With live sports mostly on hold across the United States and in much of Europe, TV networks are considering the possibility of losing some of their most popular programming, a big key to keeping audiences with many other types of programming moving increasingly to streaming platforms.
The networks that carry NBA games are likely to see an ad revenue impact, though it's not yet clear whether they'll remain responsible for the rights-fees payments for games that may not be played because of the Covid-19 Pandemic. That includes the now up-in-the-air NBA and NHL playoffs and events already canceled such as the NCAA men's and women's basketball tournaments.
TV Companies Affected By Coronavirus
Decisions by league and NCAA officials this week to suspend or cancel play will certainly affect Walt Disney Co. (NYSE: DIS), parent of ESPN, which carries NBA games and was scheduled to televise the now-canceled women's college tournament. Also warily eyeing the situation will be AT&T Inc. (NYSE: T), parent of the Turner networks, which will miss out this year on the chance to televise NCAA men's tournament games - one of the nation's most popular sporting events.
Whether the networks will have to make rights payments for games they don't end up showing isn't yet clear. The Wall Street Journal noted in a story Friday the networks paid rights fees during the lockout-shortened NBA season of 1998-99, even though some games weren't played.
In addition to the women's basketball tournament, ESPN also has the rights to televise many Major League Soccer games. That league put its season on hold on Thursday.
Other media giants Comcast Corporation (NASDAQ: CMCSA), which owns NBC, and CBS Corporation (NASDAQ: VIAC) stand to lose sports programming. Sinclair Broadcast Group Inc. (NASDAQ: SBGI) stations carry NBA games in some local markets.
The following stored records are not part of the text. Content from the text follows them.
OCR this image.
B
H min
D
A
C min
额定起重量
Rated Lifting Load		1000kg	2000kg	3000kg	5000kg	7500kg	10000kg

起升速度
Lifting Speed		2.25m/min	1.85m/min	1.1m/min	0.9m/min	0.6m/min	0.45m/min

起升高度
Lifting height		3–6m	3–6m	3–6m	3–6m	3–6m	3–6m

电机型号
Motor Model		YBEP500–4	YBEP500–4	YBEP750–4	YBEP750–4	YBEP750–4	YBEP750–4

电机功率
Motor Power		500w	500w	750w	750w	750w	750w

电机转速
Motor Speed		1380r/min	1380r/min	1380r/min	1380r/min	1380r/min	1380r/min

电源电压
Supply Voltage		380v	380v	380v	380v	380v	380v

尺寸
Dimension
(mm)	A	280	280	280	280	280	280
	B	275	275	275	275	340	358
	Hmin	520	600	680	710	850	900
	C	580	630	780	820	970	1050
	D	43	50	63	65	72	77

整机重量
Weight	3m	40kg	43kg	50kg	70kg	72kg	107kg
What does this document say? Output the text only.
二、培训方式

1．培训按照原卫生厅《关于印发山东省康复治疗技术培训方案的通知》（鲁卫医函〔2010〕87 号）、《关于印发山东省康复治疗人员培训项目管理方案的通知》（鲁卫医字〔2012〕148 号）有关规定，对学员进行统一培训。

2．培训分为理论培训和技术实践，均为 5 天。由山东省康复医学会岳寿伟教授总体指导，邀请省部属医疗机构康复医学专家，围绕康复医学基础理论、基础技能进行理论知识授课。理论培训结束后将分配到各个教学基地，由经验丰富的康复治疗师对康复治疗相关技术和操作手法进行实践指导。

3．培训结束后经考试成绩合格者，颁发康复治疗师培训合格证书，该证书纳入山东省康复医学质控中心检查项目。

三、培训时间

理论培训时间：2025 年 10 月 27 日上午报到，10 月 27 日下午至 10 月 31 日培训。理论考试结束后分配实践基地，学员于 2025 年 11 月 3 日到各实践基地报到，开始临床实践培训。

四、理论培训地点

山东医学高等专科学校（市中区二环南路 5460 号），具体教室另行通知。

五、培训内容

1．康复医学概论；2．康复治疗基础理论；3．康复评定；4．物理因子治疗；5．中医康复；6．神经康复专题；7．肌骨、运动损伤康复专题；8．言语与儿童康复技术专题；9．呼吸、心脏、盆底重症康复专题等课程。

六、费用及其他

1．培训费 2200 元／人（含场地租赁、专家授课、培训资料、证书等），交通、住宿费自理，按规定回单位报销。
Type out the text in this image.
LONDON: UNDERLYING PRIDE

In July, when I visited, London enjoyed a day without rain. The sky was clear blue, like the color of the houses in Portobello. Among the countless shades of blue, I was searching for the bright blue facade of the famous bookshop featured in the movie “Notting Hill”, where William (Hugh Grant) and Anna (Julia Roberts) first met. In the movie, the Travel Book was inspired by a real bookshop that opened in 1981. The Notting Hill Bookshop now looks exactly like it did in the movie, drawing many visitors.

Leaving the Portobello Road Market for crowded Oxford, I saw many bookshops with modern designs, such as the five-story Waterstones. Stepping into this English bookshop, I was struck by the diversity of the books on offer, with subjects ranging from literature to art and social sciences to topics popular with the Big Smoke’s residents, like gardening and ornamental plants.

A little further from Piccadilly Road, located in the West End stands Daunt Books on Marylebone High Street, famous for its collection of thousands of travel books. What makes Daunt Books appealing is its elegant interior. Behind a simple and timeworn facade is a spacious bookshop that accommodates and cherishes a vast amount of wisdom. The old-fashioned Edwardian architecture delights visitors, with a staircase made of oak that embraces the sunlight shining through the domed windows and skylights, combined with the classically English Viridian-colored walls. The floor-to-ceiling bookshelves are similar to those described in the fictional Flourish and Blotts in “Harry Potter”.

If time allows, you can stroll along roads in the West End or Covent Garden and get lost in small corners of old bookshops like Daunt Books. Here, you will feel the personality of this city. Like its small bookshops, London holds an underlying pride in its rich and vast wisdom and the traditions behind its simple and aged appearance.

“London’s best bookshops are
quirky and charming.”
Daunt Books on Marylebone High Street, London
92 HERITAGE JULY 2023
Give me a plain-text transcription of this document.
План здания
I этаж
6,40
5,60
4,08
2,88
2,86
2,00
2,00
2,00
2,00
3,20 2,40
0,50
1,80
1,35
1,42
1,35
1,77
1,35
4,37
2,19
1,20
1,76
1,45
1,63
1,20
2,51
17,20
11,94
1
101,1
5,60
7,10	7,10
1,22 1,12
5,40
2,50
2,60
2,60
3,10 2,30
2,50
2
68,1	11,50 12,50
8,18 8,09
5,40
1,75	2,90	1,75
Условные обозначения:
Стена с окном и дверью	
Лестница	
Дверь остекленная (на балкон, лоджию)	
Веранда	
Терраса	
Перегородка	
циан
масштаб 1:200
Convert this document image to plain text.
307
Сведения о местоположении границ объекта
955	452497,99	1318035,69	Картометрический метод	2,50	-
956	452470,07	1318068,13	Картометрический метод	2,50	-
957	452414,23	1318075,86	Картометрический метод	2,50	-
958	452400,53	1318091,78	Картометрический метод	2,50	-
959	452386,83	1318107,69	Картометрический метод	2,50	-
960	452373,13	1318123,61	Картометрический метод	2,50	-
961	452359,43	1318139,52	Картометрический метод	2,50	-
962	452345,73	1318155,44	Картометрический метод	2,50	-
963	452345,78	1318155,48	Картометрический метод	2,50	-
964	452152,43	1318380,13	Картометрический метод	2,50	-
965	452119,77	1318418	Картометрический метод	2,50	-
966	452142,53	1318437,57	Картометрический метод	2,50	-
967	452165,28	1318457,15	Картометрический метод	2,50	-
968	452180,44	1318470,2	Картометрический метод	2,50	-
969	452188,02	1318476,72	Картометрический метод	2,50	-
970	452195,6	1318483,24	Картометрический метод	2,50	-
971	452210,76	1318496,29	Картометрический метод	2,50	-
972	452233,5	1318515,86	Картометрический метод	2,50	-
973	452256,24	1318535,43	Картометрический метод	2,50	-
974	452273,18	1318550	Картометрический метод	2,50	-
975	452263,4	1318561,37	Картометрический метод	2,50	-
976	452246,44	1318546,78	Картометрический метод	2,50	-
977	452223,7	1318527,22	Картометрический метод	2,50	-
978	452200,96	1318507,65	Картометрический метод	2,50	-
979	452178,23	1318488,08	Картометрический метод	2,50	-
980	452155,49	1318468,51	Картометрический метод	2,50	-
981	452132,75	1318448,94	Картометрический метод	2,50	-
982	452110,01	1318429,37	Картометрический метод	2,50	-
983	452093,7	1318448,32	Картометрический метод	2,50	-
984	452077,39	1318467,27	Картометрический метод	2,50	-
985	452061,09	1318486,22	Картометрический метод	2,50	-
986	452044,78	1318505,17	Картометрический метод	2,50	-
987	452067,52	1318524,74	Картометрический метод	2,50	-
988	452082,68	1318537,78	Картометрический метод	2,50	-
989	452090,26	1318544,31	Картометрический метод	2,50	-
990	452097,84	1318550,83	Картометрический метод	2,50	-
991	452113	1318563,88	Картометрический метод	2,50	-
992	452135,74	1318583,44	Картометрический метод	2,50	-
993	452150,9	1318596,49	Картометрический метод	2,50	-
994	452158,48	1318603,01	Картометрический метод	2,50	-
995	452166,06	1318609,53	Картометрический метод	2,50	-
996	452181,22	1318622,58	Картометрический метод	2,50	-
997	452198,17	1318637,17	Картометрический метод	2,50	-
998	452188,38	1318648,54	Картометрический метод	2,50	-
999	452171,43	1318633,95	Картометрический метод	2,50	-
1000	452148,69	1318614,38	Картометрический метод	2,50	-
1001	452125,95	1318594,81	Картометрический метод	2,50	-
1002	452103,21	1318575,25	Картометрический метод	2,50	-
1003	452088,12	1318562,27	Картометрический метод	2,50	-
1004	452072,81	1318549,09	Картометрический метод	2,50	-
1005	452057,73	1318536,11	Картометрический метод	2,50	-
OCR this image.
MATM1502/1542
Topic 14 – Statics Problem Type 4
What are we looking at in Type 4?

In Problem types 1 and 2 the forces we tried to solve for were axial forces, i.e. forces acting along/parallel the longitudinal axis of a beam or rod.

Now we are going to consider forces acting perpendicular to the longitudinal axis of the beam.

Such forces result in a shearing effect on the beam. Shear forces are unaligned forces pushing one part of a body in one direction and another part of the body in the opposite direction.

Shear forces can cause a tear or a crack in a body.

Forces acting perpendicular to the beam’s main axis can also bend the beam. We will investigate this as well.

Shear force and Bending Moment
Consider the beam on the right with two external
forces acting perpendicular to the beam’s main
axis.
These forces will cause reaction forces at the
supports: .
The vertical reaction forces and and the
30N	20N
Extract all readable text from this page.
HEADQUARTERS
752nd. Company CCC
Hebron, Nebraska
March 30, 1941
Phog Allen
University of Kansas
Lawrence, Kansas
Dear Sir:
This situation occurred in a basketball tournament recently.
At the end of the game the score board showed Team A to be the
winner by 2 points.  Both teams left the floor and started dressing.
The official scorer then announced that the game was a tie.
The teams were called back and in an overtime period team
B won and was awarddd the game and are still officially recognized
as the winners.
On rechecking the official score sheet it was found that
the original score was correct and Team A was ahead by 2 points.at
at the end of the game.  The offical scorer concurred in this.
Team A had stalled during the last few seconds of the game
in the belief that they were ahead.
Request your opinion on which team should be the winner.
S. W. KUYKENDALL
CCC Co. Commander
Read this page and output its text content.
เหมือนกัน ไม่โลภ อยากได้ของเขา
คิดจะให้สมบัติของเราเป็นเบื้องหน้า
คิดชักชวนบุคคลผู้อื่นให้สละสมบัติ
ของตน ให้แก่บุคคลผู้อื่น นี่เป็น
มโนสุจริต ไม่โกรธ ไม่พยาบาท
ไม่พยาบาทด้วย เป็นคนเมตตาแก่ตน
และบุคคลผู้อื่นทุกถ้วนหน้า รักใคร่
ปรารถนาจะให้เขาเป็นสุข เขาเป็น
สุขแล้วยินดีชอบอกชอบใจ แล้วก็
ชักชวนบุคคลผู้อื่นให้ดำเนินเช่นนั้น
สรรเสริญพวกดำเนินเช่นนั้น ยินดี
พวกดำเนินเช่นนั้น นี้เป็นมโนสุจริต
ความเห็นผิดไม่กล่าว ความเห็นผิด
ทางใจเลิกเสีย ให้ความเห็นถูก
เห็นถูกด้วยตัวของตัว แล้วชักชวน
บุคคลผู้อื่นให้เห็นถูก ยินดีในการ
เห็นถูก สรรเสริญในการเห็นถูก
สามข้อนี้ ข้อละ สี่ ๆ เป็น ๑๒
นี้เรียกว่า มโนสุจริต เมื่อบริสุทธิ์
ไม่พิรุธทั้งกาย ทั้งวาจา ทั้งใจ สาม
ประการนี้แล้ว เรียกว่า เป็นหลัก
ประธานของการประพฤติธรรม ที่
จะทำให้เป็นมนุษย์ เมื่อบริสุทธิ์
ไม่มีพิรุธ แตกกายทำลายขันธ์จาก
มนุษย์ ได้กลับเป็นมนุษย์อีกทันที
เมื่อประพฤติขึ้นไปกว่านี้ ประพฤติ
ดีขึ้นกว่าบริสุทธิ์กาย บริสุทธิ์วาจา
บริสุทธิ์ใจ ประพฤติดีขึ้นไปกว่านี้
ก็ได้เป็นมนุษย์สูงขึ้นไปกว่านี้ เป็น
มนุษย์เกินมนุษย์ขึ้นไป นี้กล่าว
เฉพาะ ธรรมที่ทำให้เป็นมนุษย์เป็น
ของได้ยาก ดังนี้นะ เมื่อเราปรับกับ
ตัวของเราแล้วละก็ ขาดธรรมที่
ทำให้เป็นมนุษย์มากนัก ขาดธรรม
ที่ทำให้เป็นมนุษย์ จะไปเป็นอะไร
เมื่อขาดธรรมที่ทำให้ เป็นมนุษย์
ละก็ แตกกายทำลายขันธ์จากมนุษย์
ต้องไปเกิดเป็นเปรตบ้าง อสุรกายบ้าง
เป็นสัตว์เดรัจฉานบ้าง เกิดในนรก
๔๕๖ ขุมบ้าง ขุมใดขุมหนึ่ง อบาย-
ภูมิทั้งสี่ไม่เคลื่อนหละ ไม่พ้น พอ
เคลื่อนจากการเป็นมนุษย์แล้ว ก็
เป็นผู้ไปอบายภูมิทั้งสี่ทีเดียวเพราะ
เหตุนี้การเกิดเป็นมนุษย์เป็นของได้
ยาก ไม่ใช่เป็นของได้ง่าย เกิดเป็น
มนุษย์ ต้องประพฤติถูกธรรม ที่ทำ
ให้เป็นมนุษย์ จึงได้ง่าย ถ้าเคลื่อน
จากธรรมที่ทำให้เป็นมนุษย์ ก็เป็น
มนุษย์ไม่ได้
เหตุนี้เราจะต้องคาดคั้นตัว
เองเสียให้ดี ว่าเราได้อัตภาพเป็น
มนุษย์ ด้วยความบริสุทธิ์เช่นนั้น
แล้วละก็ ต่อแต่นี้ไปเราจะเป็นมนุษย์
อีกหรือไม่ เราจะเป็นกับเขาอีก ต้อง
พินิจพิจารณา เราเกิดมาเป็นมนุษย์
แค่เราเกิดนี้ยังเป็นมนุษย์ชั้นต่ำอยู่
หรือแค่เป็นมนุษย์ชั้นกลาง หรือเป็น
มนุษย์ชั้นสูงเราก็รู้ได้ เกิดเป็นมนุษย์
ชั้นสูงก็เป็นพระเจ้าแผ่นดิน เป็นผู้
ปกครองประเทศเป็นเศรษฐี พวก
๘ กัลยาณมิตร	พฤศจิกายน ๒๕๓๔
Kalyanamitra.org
Ironically, the problem of losing popular sports broadcasts comes as TV networks had been anticipating a strong spring and summer. But some analysts have said the networks could be boosted during the virus outbreak period as people stay home and many watch more TV, including increased news about the virus.
Investors may be taking that into account: stocks of many of the major TV network companies were up on Friday at time of writing, including Disney, which saw its shares up about 3.75%, AT&T, which was up more than 2.2%, and Comcast, which was up just under 2%.
But the outbreak also comes as TV networks that deliver content through cable, satellite, or over the air channels, have faced the threat of viewers moving to streaming platforms. One buffer against the exodus has been live sports, which have remained popular on traditional TV.
There's another huge TV sports event on the horizon: the 2020 Summer Olympics in Japan, which as of now, remains scheduled to take place. NBC has the rights to carry the Olympics on U.S. television.
Big Financial Hit To NCAA, Schools
While the networks may see ad revenue drop without the highly-rated contests, the bigger financial victim of the virus may be the NCAA because of how much it relies on March Madness for its revenue. The tournament is the organization's top source of money by far. The more than $800 million it brings in annually from television and marketing deals, and the roughly $180 million it gets from ticket sales to the games make up more than 75% of the association's annual revenue.
The schools also will suffer because much of that money from the tournament is funneled back to participating universities.
The professionals also are facing hits to their budgets from losses of games. In addition to ticket receipts, some leagues have TV contracts that require games to be played for them to collect revenue. Britain's Premier League soccer league has broadcasting contracts that would cost the clubs rather than the TV networks if games are canceled.